Higley further specified some of the problems with the description, including the omission of a parcel fronting the North Raccoon River.

“It’s more the issue with how the river has changed,” he said, “how the parcels have been cut out of various tracts. This legal description, as you’ve noticed, is copied and pasted from a deed from at least 30 years ago. It’s actually the same legal description repeated twice, but they contradict one another. It does cut through tax parcels. One of them includes a road, and one of them doesn’t.”

Dallas County Auditor Julia Helm supported Higley’s claim.

“This area has been problematic in the past,” Helm said. “You remember a couple of years ago, working on some bike trail stuff for Dallas County, where we had to have an abstracter involved to resolve that. We would always like the URA to be as clean as possible before the TIF happens.”

Apparently puzzled, the supervisors turned their furrowed brows toward Dallas County Attorney Charles Sinnard for counsel.

“I think you would want them to rewrite it,” Sinnard said. “I think you need a cleaner legal description.”

Higley recommended a survey of the property. He noted only attorneys, abstraters and surveyors are authorized to write legal descriptions.

“A URA’s legal description can be terrible all day long, and it doesn’t affect the taxation,” Higley said, “but when a TIF ordinance goes through, and it tells me to divide revenue, it has the follow the parcel lines. It has to follow the lot lines. It can’t do this,” he said, pointing to a problem on the map of the proposed URA. “So since most TIF ordinances follow the boundary of a URA, it’s in our best interest, too, that the URA be correct because if they choose to copy and paste that to the TIF ordinace, it will slow down the process.”

“Are you trying to say they used faulty paste?” Supervisor Kim Chapman quipped before withdrawing his second to Supervisor Brad Golightly’s motion to set a public hearing on the board’s action.

“Couldn’t they just do a portion of the land they own?” said Golightly.

Dallas County Operations Director and interim Human Resources Director Rob Tietz said a smaller URA footprint was one option.

“The project, as you remember, is for an addition of so many square feet,” Tietz said, “and all we are doing is TIFing that addition and leaving that to Tyson on a sliding scale over five years a percentage of the taxes that we collect on the new valuation. There’s no reason to make it — well, you can make a URA as big as you want, but the TIF in and of itself will just be for the building, the addition. So you can get rid of all the other parcels.”

Golightly asked what was “the worst thing that could happen if this went through like that and that river swail was an unknown? What does that really mean?”

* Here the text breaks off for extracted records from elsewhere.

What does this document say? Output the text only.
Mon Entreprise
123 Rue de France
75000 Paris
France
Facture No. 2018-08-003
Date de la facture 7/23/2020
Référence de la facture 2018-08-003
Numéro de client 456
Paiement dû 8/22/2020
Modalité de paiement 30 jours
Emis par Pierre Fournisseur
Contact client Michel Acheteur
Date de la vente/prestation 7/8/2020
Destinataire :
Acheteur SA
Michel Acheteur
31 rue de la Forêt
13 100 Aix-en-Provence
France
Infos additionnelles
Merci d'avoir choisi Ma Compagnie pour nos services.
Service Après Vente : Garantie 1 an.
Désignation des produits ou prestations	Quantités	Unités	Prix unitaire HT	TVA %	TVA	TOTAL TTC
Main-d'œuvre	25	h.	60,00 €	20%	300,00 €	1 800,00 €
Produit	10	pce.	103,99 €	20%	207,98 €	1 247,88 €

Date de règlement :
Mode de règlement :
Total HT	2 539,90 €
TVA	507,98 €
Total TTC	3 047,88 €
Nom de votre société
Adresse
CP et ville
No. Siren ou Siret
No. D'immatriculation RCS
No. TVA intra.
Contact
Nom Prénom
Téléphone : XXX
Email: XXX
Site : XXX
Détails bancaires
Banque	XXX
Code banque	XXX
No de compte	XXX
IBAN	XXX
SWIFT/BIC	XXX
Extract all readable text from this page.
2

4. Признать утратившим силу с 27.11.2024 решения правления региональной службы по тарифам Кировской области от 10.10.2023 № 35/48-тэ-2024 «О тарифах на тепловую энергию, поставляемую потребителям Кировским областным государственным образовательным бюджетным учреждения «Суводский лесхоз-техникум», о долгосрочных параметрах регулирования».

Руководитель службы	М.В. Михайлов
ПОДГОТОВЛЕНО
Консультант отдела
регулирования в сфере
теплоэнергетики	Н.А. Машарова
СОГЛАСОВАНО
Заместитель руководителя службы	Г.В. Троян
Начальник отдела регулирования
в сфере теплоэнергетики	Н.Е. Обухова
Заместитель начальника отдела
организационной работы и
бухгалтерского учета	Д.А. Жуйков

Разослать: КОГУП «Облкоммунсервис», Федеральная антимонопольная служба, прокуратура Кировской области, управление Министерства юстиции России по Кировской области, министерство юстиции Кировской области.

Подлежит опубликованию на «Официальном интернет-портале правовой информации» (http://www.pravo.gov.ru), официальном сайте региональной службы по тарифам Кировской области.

Higley’s answer was unambiguous.

“If they copy and paste that legal to a TIF ordinance, I will reject it,” he said. “There’s no way for me to go to divide revenue on a parcel that has been split because I have no idea how many acres are up here versus down here or how the value is assigned.”

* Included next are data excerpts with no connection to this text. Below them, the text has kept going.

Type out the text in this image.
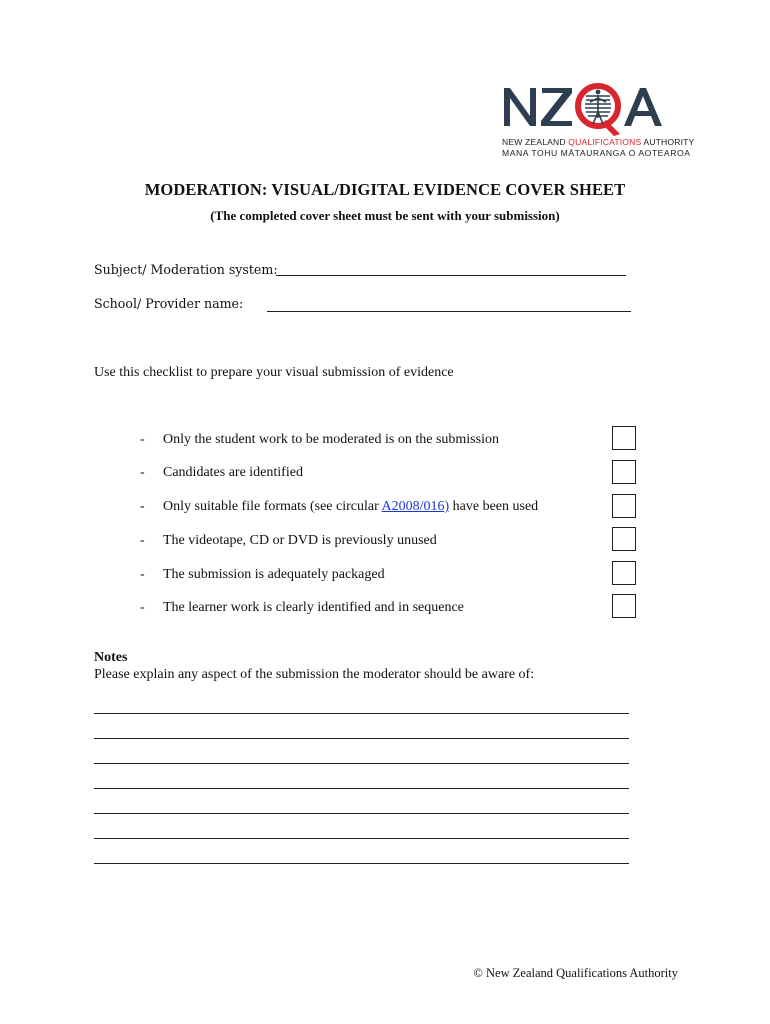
NEW ZEALAND QUALIFICATIONS AUTHORITY
MANA TOHU MĀTAURANGA O AOTEAROA
MODERATION: VISUAL/DIGITAL EVIDENCE COVER SHEET
(The completed cover sheet must be sent with your submission)
Subject/ Moderation system:
School/ Provider name:
Use this checklist to prepare your visual submission of evidence
- Only the student work to be moderated is on the submission
- Candidates are identified
- Only suitable file formats (see circular A2008/016) have been used
- The videotape, CD or DVD is previously unused
- The submission is adequately packaged
- The learner work is clearly identified and in sequence
Notes
Please explain any aspect of the submission the moderator should be aware of:
© New Zealand Qualifications Authority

“That’s why we’re bringing it up now,” Helm told the supervisors. “We just want to make you aware because it’s happened in the past where then you have to go back and do all your public hearings again. We don’t want this to happen with this project. That’s the only reason we’re bringing it up.”

The expansion is the second large investment in the Perry facility made by Tyson Fresh Meats in recent years. The company completed a $23 million upgrade to the site’s wastewater treatment plant in 2017.

Suresh Kumar, an environmental engineer with the Iowa Department of Natural Resources, said Tyson Fresh Meats was “very proactive” in using “the latest wastewater treatment technology” in the upgrade.